Acl's for the file are governed by the FILE_URL graphs ACL's. To change the ACL's on the file the regular anzo client api is used.

sample graphs

Binary store dataset graph

<BS> anzo:namedGraph < http://expo.cambridgesemantics.com/binarystore/node1/08/04/01/22/mypicture.png>, <FILE_URL2>, <FILE_URL3> .

 http://expo.cambridgesemantics.com/binarystore/node1/08/04/01/22/mypicture.png graph

< http://expo.cambridgesemantics.com/binarystore/node1/08/04/01/22/mypicture.png> rdf:type anzo:binarystoreitem < http://expo.cambridgesemantics.com/binarystore/node1/08/04/01/22/mypicture.png> < http://www.w3.org/2008/http-headers#content-type> "image/jpeg" < http://expo.cambridgesemantics.com/binarystore/node1/08/04/01/22/mypicture.png> dc:title "mypicture.jpg"

Anzo.js client side api

anzo.Client.BinaryStore?

  • Constructor
    • constructor(/*String - binary store url*/url,/*anzo.client.AnzoClient?*/anzoclient)
  • Methods
    • addFile(/*boolean*/ revisioned)
    • getFile(/*uri*/ uri, /*callback*/ function(/*anzo.Client.BinaryStoreItem?*/ bsi, /*Error*/ error){})
    • deleteFile(/*uri or anzo.Client.BinaryStoreItem?*/ uri, /*callback*/ function (/*Error*/ error){})

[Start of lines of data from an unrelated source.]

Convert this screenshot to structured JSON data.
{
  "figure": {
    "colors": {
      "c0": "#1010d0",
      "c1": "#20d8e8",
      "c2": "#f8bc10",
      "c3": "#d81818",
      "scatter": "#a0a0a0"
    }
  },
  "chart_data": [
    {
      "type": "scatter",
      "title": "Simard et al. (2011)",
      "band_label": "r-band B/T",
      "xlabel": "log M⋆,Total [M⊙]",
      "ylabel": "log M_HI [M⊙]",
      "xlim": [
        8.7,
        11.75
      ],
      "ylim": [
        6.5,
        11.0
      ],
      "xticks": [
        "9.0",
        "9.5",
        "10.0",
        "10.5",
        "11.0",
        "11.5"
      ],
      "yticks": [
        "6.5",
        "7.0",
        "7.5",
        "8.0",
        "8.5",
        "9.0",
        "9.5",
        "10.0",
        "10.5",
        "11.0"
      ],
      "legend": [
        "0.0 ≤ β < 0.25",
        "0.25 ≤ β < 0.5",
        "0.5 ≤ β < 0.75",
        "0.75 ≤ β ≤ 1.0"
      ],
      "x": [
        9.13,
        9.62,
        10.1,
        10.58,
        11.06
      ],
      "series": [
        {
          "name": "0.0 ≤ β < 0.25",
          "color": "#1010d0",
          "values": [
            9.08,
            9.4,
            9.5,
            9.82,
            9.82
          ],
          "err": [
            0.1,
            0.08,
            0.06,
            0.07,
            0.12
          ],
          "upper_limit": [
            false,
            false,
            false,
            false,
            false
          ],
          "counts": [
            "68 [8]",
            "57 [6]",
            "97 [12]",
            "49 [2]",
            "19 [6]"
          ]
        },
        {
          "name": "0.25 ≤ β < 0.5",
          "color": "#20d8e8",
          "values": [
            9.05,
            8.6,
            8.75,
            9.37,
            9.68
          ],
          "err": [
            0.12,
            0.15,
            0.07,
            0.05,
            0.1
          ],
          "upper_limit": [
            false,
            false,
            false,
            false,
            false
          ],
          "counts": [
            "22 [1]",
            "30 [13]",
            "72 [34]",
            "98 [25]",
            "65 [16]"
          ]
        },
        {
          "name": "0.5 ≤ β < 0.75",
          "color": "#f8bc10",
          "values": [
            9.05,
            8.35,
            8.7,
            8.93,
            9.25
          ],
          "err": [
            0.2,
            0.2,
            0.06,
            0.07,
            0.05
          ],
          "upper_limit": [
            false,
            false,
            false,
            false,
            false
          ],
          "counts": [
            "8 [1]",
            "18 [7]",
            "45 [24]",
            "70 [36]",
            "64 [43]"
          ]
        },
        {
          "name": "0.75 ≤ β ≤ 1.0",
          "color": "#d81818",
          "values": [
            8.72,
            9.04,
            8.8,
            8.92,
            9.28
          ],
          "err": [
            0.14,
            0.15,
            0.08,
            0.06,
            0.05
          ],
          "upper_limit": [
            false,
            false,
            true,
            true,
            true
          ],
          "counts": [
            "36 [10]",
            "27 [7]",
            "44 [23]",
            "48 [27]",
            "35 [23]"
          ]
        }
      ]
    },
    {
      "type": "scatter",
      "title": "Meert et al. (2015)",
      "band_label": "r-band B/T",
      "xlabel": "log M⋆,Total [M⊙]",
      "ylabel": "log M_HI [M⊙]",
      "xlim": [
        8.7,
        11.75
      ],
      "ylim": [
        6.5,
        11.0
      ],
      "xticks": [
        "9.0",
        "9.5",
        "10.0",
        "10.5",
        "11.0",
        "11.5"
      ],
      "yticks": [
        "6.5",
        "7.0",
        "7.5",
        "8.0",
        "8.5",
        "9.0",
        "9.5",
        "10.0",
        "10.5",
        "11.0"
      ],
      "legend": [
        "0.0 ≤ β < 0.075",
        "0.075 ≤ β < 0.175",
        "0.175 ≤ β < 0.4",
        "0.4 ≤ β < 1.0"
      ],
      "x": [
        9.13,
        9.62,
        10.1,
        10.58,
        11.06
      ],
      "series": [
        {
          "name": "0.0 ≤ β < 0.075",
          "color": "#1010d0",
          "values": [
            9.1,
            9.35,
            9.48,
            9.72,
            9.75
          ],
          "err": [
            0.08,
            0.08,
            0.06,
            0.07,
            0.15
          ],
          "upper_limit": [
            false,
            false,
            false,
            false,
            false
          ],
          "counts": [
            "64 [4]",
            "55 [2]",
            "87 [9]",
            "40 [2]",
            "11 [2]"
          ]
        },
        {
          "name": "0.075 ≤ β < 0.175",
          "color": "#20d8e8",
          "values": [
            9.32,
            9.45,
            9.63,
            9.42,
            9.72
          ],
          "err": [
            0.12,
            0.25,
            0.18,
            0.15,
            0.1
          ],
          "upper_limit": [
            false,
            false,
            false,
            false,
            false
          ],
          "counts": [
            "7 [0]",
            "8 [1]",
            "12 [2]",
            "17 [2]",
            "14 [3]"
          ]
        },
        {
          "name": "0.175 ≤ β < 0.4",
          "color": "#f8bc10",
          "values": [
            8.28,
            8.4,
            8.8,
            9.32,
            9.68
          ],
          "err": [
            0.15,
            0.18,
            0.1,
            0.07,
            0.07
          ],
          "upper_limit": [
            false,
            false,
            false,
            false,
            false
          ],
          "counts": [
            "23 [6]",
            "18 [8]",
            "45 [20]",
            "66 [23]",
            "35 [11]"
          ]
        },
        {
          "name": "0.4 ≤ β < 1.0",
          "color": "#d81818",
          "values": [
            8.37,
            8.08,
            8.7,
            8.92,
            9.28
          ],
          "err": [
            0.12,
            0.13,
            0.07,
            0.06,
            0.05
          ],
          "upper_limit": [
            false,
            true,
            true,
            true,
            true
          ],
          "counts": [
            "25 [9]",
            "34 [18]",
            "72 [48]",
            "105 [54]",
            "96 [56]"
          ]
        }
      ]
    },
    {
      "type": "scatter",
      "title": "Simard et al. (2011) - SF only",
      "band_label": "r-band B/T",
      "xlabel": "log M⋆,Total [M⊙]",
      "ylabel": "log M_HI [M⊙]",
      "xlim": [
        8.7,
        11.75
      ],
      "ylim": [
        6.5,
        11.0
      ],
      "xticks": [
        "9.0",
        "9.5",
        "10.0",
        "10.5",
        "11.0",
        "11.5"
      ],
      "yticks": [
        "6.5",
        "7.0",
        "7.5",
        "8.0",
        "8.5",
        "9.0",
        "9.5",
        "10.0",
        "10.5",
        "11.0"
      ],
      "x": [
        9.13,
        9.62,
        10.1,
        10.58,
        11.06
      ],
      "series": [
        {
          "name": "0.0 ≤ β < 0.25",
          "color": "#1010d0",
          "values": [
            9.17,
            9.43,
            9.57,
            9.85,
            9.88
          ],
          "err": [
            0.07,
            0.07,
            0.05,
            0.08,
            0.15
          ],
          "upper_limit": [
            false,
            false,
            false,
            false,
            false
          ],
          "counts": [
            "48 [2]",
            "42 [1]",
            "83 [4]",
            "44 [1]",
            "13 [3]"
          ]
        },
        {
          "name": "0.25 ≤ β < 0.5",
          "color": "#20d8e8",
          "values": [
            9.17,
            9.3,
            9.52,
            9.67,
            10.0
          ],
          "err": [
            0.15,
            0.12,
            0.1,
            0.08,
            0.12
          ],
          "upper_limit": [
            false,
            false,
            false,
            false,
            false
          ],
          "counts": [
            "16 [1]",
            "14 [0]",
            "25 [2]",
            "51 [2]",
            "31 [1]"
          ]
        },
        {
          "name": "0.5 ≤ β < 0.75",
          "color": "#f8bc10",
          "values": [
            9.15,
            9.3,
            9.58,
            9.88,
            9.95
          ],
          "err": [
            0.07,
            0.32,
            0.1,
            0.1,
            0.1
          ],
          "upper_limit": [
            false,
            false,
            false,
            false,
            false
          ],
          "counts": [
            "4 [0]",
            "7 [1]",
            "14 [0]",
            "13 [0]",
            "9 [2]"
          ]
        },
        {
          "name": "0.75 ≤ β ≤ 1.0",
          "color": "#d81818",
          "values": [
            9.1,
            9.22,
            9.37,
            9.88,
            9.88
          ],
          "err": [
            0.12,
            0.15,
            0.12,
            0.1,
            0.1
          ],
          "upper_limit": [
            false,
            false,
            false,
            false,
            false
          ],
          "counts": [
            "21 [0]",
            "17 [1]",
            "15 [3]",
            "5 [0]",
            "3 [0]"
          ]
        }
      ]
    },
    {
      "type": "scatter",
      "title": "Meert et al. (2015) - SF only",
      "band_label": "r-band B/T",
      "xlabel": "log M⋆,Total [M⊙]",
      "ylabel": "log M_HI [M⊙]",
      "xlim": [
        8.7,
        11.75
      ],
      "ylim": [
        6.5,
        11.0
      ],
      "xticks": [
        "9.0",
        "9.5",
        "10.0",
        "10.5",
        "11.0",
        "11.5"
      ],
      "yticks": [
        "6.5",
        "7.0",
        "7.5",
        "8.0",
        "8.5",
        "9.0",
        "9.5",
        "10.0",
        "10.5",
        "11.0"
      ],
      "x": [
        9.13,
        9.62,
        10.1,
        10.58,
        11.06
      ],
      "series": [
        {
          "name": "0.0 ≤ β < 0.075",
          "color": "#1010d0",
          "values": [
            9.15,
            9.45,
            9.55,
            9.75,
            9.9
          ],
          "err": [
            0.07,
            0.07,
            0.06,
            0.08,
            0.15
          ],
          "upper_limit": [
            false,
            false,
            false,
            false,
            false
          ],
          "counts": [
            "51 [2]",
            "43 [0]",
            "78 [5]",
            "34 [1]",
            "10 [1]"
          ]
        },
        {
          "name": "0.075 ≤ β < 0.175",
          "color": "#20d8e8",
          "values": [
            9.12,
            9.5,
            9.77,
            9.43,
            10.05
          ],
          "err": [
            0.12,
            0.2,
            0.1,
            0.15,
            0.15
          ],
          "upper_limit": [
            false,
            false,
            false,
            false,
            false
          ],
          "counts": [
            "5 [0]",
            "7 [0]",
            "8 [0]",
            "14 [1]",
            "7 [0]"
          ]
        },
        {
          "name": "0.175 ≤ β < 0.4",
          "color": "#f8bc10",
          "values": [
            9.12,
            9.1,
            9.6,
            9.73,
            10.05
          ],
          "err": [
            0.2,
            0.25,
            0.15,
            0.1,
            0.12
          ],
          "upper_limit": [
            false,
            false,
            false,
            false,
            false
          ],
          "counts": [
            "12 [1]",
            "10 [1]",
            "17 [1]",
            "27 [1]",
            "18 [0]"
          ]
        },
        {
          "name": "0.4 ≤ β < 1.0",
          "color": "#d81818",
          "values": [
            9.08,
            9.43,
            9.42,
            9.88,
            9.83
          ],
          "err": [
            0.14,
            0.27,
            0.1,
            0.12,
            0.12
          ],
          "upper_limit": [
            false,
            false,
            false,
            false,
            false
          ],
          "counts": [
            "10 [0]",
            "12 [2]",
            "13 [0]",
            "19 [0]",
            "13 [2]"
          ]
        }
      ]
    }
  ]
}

anzo.Client.BinaryStoreItem?

  • Methods
    • update(/*form -- see below*/, /*callback*/ function (/*Error*/) {})
  • Properties
    • revision
    • fireEvents
    • src
    • isValid
  • Events
    • onProgress(contentlength, bytesuploaded)

Example of form.

    <FORM id="testfile">
    	<INPUT type="file" name="file">
    </FORM>

Sample code.

        var anzoClient = new anzo.client.AnzoClient(properties);
        var binaryStore = new anzo.client.BinaryStore("/binarystore",anzoClient);

...

      	var bsf = null;
        
        function uploadFile(file) {
        	if (!bsf && !file) {
       			bsf = binaryStore.addFile(true);
       		} else if (file && file instanceof anzo.client.BinaryStoreItem) {
       			bsf = file;
       		}
       		else {
       			//this just tests the getFile method (we already had a bsf)
       			binaryStore.getFile(bsf.src, uploadFile);
       			return;
       		}
        	bsf.fireEvents = true;
        	var progress = function (len, read) { 
        		log(read+ " of " + len +" file1 have been uploaded.");
        	}
        	var handle = dojo.connect(bsf, "onProgress", progress);
        	bsf.update("testfile", function (error) {
        		dojo.disconnect(handle);
        		if (!error) {
	        		log("File uploaded : " + bsf.src + " Revision : " + bsf.revision);
	        		document.getElementById("display").src = "test.jpg";
	        		document.getElementById("display").src = bsf.src;
	        	} else {
	        		log("ERROR:" + error.message);
	        	}
        	}); 
        }
...

    <FORM id="testfile">
    	<INPUT type="file" name="file">
    </FORM>

Additional

File locking should be considered in a subsequent release of the binary store.